The Non-Negotiable Elements

  • Per-customer network isolation is a hard requirement, not a roadmap item. It must be in place before any customer data is placed on the platform.
  • CF-Accounts must be ScyllaDB-backed. MinIO is not a database. PostgreSQL is the wrong tradeoff for this access pattern.
  • API keys are the correct CLI authentication model. OIDC flows do not work in automation. API keys with scopes, rotation, and hash-only storage are the industry standard.
  • Provisioning must be asynchronous with explicit state machine. Synchronous provisioning calls that timeout are an operational liability. The job-based model with idempotency keys is mandatory from v1.
  • CF-Router must be stateless. Stateful routers create deployment and scaling problems that are expensive to fix later. The ScyllaDB lookup is fast enough; no caching is needed in v1.

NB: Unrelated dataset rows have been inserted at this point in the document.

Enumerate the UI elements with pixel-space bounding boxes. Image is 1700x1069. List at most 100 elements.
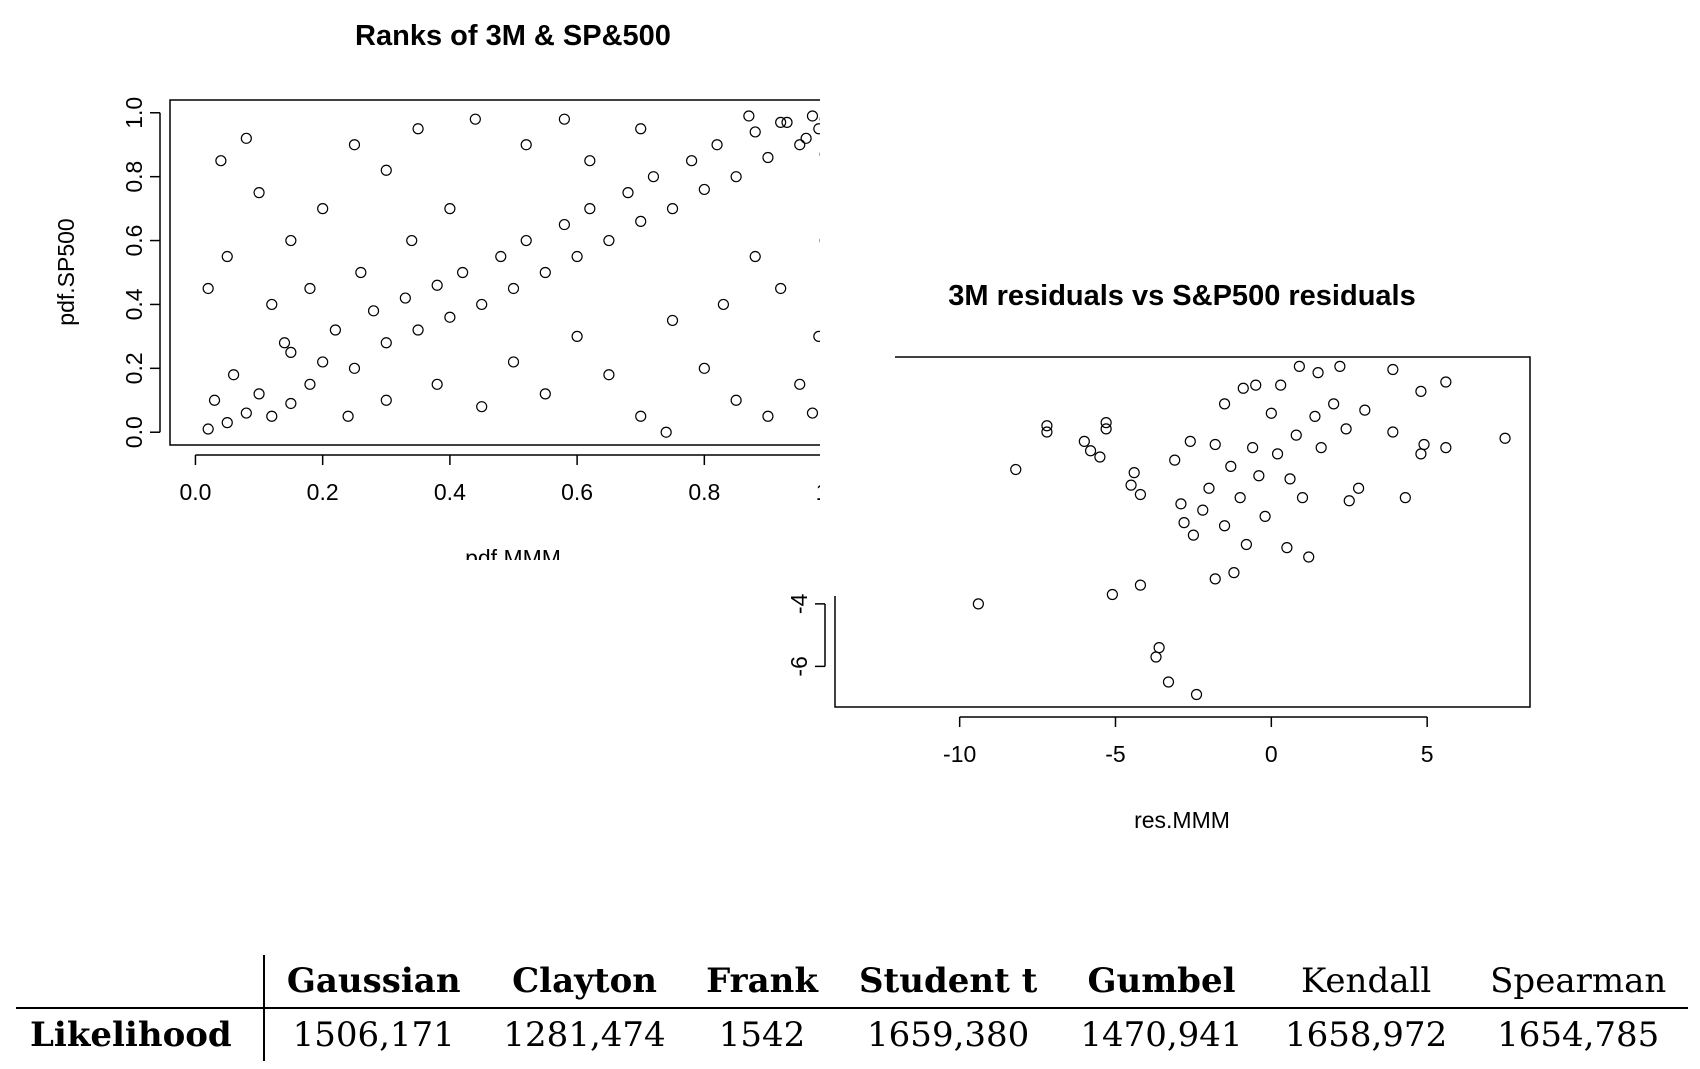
data-point [539,266,551,279]
data-point [603,234,615,247]
data-point [304,378,316,390]
data-point [476,298,488,311]
data-point [1334,360,1346,372]
data-point [520,139,532,151]
data-point [762,410,774,422]
data-point [476,401,488,413]
points-layer [972,360,1511,701]
cell-kendall: 1658,972 [1284,1015,1448,1055]
data-point [1415,385,1427,397]
chart-title: Ranks of 3M & SP&500 [355,20,671,52]
data-point [431,279,443,291]
plot-frame [169,99,820,446]
data-point [584,155,596,167]
data-point [1153,642,1165,654]
data-point [1225,460,1237,472]
data-point [278,337,291,349]
data-point [558,218,570,231]
data-point [1203,482,1215,494]
y-tick-label: -4 [786,593,812,614]
data-point [1240,538,1252,551]
data-point [240,407,252,419]
x-tick-label: 0.6 [561,479,593,505]
data-point [1150,651,1162,663]
data-point [1418,438,1430,451]
data-point [635,123,647,135]
data-point [1084,445,1097,457]
x-tick-label: 0.0 [179,479,211,505]
data-point [1328,398,1340,410]
data-point [800,132,812,144]
data-point [1175,498,1187,510]
residuals-scatter-chart: 3M residuals vs S&P500 residuals -10 -5 0 5… [786,280,1531,833]
y-tick-label: 0.8 [121,161,147,193]
data-point [348,139,361,151]
header-clayton: Clayton [482,955,687,1009]
y-axis-label: pdf.SP500 [53,218,79,325]
header-student-t: Student t [837,955,1060,1009]
data-point [1197,504,1209,516]
y-tick-label: 0.6 [121,225,147,257]
data-point [1100,417,1112,429]
data-point [775,116,787,128]
data-point [794,139,806,151]
data-point [717,298,730,311]
data-point [1041,420,1053,432]
data-point [266,410,278,422]
x-axis: -10 -5 0 5 [943,716,1434,767]
data-point [1010,463,1022,476]
data-point [749,126,761,138]
data-point [412,123,424,135]
data-point [1100,423,1112,435]
data-point [1359,404,1371,416]
data-point [329,324,341,336]
data-point [1169,454,1181,466]
table-header-row: Gaussian Clayton Frank Student t Gumbel … [16,955,1688,1009]
data-point [1209,573,1221,585]
data-point [1128,467,1140,479]
data-point [1271,448,1284,460]
x-tick-label: 0 [1265,741,1278,767]
data-point [584,203,596,215]
data-point [202,423,214,435]
data-point [775,282,787,295]
data-point [1253,470,1265,482]
copula-likelihood-table: Gaussian Clayton Frank Student t Gumbel … [16,955,1688,1061]
data-point [1178,517,1190,529]
data-point [1387,363,1399,376]
data-point [698,362,710,374]
data-point [380,164,392,176]
data-point [571,330,583,342]
data-point [221,417,233,429]
header-gumbel: Gumbel [1059,955,1264,1009]
data-point [228,369,240,381]
data-point [317,203,329,215]
data-point [686,155,698,167]
data-point [603,369,615,381]
data-point [711,139,723,151]
y-tick-label: 0.4 [121,288,147,320]
data-point [1218,398,1231,410]
data-point [1275,379,1287,391]
data-point [1440,376,1452,388]
header-kendall: Kendall [1263,955,1469,1009]
plot-frame [834,356,1531,708]
data-point [622,187,634,199]
data-point [253,388,265,400]
data-point [1247,442,1259,454]
data-point [1209,438,1221,451]
data-point [342,410,354,422]
data-point [1234,492,1246,504]
data-point [507,356,520,368]
x-tick-label: 0.4 [434,479,466,505]
data-point [539,388,551,400]
data-point [1218,520,1231,532]
data-point [781,116,793,128]
data-point [1250,379,1262,391]
data-point [1315,442,1327,454]
data-point [813,330,820,342]
data-point [743,110,755,122]
data-point [1190,688,1203,701]
data-point [406,234,418,247]
data-point [1134,579,1147,591]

What This Proposal Adds to the Current Architecture

Area Current CF (v0.1) This Proposal
Tenant isolation Kubernetes namespace + Cilium policy vCluster per tenant (topological)
Onboarding Account creation + Keycloak realm Environment provisioning: vCluster + gateway + baseline
Service provisioning Service-specific flows Unified provisioning handler model with state machine
Account store Not specified CF-Accounts on ScyllaDB (explicit, designed)
API entry point APISIX CF-Router (tenant-aware, stateless) with APISIX as transport
API authentication (CLI) Not specified API keys (scoped, rotatable, hash-stored)
Service exposure APISIX routes Per-tenant gateway with private/public exposure modes
Control plane HA 2+ replicas (existing) 3+ replicas CF-Router, distributed locking for CF-Provisioner, active-active ScyllaDB

This is not a rewrite. It is an upgrade. The service layer (CF-EventRouter, CF-FunctionTrigger, CF-AIRuntime, CF-DBController, CF-Observability) stays as designed. The control plane gains three new services (CF-Accounts, CF-Router, CF-Provisioner) and a new isolation mechanism (vCluster). Everything else evolves in place.


End of Document

Revision history:
v1.0 — April 2026 — Initial architecture upgrade proposal addressing per-customer network isolation, control plane provisioner, account store, provisioning model, gateway model, CLI/console access, and HA design. Written as additive upgrade to 1-cloud-forge-architecture-proposal.v0.1.md.